While Boone suggests that it’s not a permanent thing, teams mostly feature right-handed hitters, which would suggest that Holmes could be utilized more frequently in a closing role.
“He’s been special, probably as good a reliever as there has been in the league I would think to this point,” Boone said of Holmes. “I can’t imagine [anyone] being any better.”
How great has Clay Holmes looked for the Yankees this year?
On the season, he hosts a 0.42 ERA over 21.2 innings pitched. His 93.8% left on base rate is the best in his career, and is generating ground balls on 83.3% of contact.

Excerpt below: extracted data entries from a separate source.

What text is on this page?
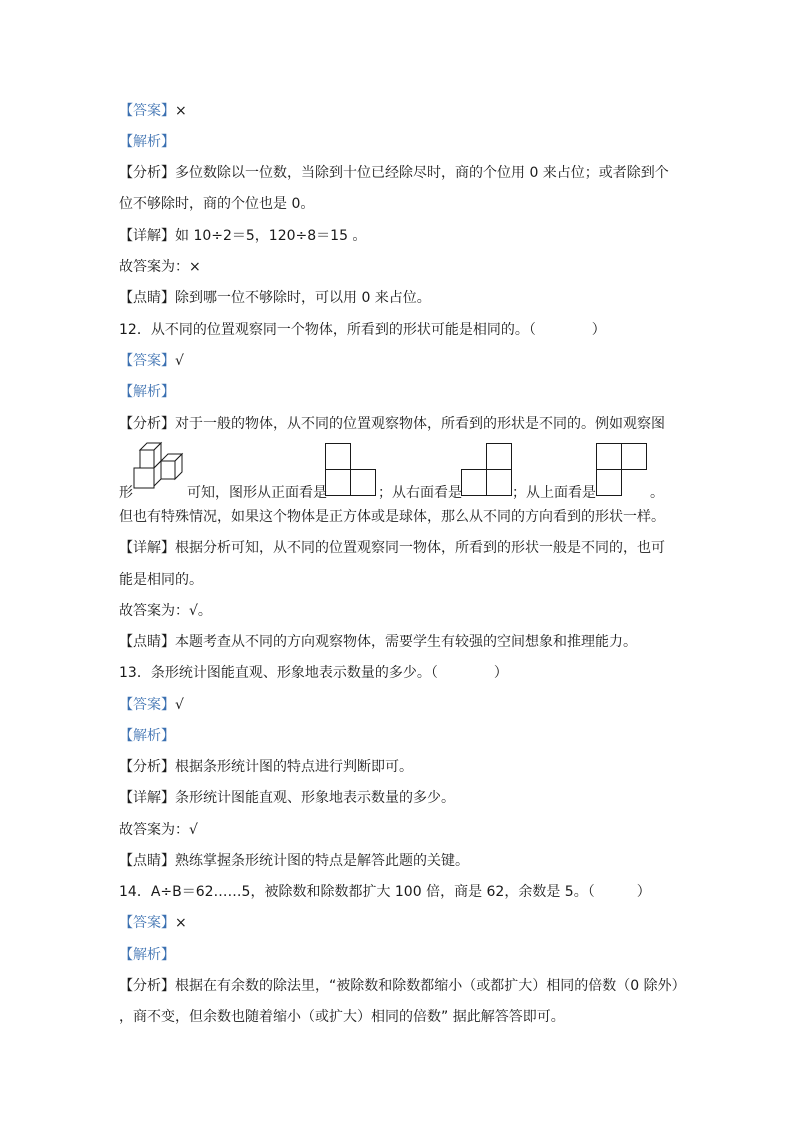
【答案】×
【解析】
【分析】多位数除以一位数，当除到十位已经除尽时，商的个位用 0 来占位；或者除到个
位不够除时，商的个位也是 0。
【详解】如 10÷2＝5，120÷8＝15 。
故答案为：×
【点睛】除到哪一位不够除时，可以用 0 来占位。
12．从不同的位置观察同一个物体，所看到的形状可能是相同的。（　　　　）
【答案】√
【解析】
【分析】对于一般的物体，从不同的位置观察物体，所看到的形状是不同的。例如观察图
形	可知，图形从正面看是	；从右面看是	；从上面看是	。
但也有特殊情况，如果这个物体是正方体或是球体，那么从不同的方向看到的形状一样。
【详解】根据分析可知，从不同的位置观察同一物体，所看到的形状一般是不同的，也可
能是相同的。
故答案为：√。
【点睛】本题考查从不同的方向观察物体，需要学生有较强的空间想象和推理能力。
13．条形统计图能直观、形象地表示数量的多少。（　　　　）
【答案】√
【解析】
【分析】根据条形统计图的特点进行判断即可。
【详解】条形统计图能直观、形象地表示数量的多少。
故答案为：√
【点睛】熟练掌握条形统计图的特点是解答此题的关键。
14．A÷B＝62……5，被除数和除数都扩大 100 倍，商是 62，余数是 5。（　　　）
【答案】×
【解析】
【分析】根据在有余数的除法里，“被除数和除数都缩小（或都扩大）相同的倍数（0 除外）
，商不变，但余数也随着缩小（或扩大）相同的倍数” 据此解答答即可。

The Yankees have completely turned Holmes’s career around after struggling in Pittsburgh. Essentially, they’ve asked him only to throw his sinker and slider. Pitching coach Matt Blake has completely axed his curveball. He’s utilizing his sinker at 80% and slider at 20%. His velocity hovers at 96.3 mph on average with his FB, but the movement it creates is the most dangerous variable.
He’s able to throw pitches at the same spot that curate insane movement, leaving batters looking embarrassed after each strikeout. In fact, hitters are swinging at pitches outside the strike zone 7% more than last year.
One of the biggest strategy changes has been Holmes’s aggressiveness on the mound. His first-pitch strike percentage has elevated to 68%, the highest in his career by a large margin. He’s not wasting time getting after batters, putting them on their toes, and mixing in his slider to keep them honest.
If Chapman continues to struggle at this rate, Boone won’t have a choice but to move Holmes into a permanent closer role, especially since he hasn’t given up a run in over 21 innings.